Delphix’s Steve Barrett on promoting cross-functional collaboration with DevOps
Many enterprise businesses have traditionally been organised by function and expertise. Each team or department is separate, sorted into different units with varying resources and goals. Communication between these units is limited and they ultimately succeed or fail based on their own merit. Unsurprisingly, this way of operating can lead to dangerous divisions forming throughout an organisation. The siloes that develop when departments are structured to work as separate entities - and the mentality that they create - can be extremely difficult to overcome. Through reducing productivity, wasting resources and impacting employee morale, siloes could bring a business to its knees. Therefore, it’s no wonder that so many business leaders are trying to shift away from departmental focuses to organisational goals. For many, implementing DevOps will play a key role moving forward. Breaking down siloes Innovation is something that every organisation strives for. More often than not, it begins with hiring developers and building programmes which enable them to do their best work. This backdrop has given rise to ‘blameless cultures’ - where developers can build, own and ship code, and ultimately ‘fail fast’ without fear of repercussions. However, it’s hard for developers to truly take advantage of these initiatives if they’re reliant on siloed operations teams to service the data for them. In these instances, data can very quickly become a bottleneck, leading to team apathy or even the large-scale failure of projects.
This is where DevOps can help. At its heart, DevOps is all about removing barriers and increasing collaboration. By bringing together development and operations teams it enables businesses to build, test and deliver new software and applications at a faster and more efficient pace. In a true DevOps business, teams are organised by functional scope and collaboration is encouraged at all levels. This helps to ensure end-to-end responsibility and accountability across all projects and also gives employees a greater sense of purpose, as they become more aware of the impact their work is having from an organisational perspective. Promoting cross functional teams in this way can even help in terms of upskilling, as team members across a wider business will learn from each other. With all these benefits, it’s not surprising that the DevOps movement continues to gain traction. In fact, IDC research forecasts that by the end of this year, 80% of European organisations will have adopted it in some form. But, eliminating siloes and succeeding with a DevOps strategy isn't always easy. The same study found that only 10% of those implementing DevOps will excel in terms of accelerated performance and delivery cycles. That means that nine in 10 businesses are failing to reach their full DevOps potential. DevOps is more than just a mindset When it comes to DevOps, whilst initiatives like ‘blameless cultures’ are important, so too is setting up the company infrastructure for long-term success. You can’t break down those siloes and achieve the perfect DevOps team without blending the right mindset with the right technology. Rolling out deployments at a business-wide level often requires many complex integrations between applications and systems that don’t always simply just come together. IT leaders might know what they need to do, but the fact is that they don’t always have tools in place to do it.

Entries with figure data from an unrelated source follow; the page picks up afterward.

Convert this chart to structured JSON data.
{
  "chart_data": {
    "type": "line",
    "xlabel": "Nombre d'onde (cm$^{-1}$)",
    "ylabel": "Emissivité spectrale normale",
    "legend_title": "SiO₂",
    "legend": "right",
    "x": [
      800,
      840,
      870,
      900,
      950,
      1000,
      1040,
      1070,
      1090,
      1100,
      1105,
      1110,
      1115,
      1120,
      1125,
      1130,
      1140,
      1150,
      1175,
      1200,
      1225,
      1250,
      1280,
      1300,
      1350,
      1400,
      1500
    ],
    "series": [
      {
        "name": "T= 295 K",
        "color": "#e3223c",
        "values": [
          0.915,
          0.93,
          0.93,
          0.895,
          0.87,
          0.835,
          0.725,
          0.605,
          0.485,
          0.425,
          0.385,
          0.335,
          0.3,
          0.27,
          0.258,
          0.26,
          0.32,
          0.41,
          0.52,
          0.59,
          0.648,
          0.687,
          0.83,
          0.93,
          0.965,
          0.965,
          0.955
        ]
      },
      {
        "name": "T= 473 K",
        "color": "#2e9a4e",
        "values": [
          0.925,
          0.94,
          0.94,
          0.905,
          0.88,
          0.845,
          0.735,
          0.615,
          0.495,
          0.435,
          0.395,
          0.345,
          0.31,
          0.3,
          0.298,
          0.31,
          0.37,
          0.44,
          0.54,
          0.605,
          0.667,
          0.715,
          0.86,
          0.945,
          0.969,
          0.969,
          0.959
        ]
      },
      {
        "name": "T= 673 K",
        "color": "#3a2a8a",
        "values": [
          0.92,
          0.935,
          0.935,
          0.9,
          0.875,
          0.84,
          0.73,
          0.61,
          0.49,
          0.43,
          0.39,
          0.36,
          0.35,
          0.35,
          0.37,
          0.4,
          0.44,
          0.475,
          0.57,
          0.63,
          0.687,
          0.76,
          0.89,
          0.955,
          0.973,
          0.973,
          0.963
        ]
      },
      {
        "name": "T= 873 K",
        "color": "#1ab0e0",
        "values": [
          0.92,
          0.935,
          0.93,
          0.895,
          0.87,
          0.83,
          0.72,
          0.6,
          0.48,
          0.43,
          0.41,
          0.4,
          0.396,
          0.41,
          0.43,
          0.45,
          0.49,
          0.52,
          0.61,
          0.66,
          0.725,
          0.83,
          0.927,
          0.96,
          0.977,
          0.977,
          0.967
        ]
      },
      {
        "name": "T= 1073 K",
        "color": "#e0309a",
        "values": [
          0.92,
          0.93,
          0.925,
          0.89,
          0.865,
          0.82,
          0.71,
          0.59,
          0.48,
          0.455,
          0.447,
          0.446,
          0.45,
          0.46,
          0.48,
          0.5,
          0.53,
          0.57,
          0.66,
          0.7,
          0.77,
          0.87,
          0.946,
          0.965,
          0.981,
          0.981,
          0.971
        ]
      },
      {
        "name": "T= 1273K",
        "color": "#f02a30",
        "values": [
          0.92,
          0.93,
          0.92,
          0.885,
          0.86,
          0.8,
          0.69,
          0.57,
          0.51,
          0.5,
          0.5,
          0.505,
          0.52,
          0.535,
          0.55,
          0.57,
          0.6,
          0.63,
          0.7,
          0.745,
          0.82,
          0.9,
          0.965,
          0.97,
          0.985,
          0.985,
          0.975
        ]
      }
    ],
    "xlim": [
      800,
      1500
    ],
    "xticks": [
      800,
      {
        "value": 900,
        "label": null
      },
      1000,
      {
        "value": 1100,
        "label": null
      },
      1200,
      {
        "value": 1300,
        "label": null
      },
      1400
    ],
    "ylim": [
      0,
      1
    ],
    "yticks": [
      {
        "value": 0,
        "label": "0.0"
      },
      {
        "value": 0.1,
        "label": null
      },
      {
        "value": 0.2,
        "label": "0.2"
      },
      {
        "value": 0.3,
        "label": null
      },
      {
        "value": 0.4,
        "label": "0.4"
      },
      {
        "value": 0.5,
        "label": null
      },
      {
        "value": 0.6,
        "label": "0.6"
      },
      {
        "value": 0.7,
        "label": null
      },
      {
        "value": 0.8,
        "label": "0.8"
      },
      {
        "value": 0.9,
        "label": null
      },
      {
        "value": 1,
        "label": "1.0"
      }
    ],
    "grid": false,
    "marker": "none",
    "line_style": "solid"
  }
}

Dedicated data platforms can assist teams on their journey to a DevOps future. By delivering data into development environments at the same pace and level of automation as DevOps teams deploy code, these platforms can eliminate CI/CD bottlenecks. They effectively and efficiently bring together previously separated data sources. This means that developers can access data from different platforms, mainframes and applications whilst still benefiting from a single source of truth. By synching data from across the business in this way and provisioning it to test environments, these platforms enable teams to manage all operations, without compromising on compliance or security. For developers, they ease time travel for data, delivering virtual data on demand and automating any bottlenecks. Ultimately, the best tools on the market will facilitate cooperation and collaboration among your experts, as well as provide the end-to-end visibility that allows them to align with wider business goals and emphasising a greater sense of purpose. Some companies have already seen major success when it comes to implementing such platforms. For example, one of the biggest tyre manufacturers in the world – Michelin – leverages API driven data automation to improve production resiliency by 98% and drive sustainable mobility and growth across the business. The team can find and fix problems faster thanks to their on-demand data delivery alongside an optimised CI-CD value chain and application downtime has successfully been reduced from two days to two hours. Moving into this next chapter in business will not be an easy undertaking. Siloes are often deeply entrenched and the divisions they create will not be healed overnight. However, it can be achieved and it is definitely worth the effort. After all, there’s power in a shared vision. By encouraging a culture of cross functional collaboration and setting up the foundational data infrastructure to support this, businesses can ensure that all teams are working together to make their DevOps dreams a reality.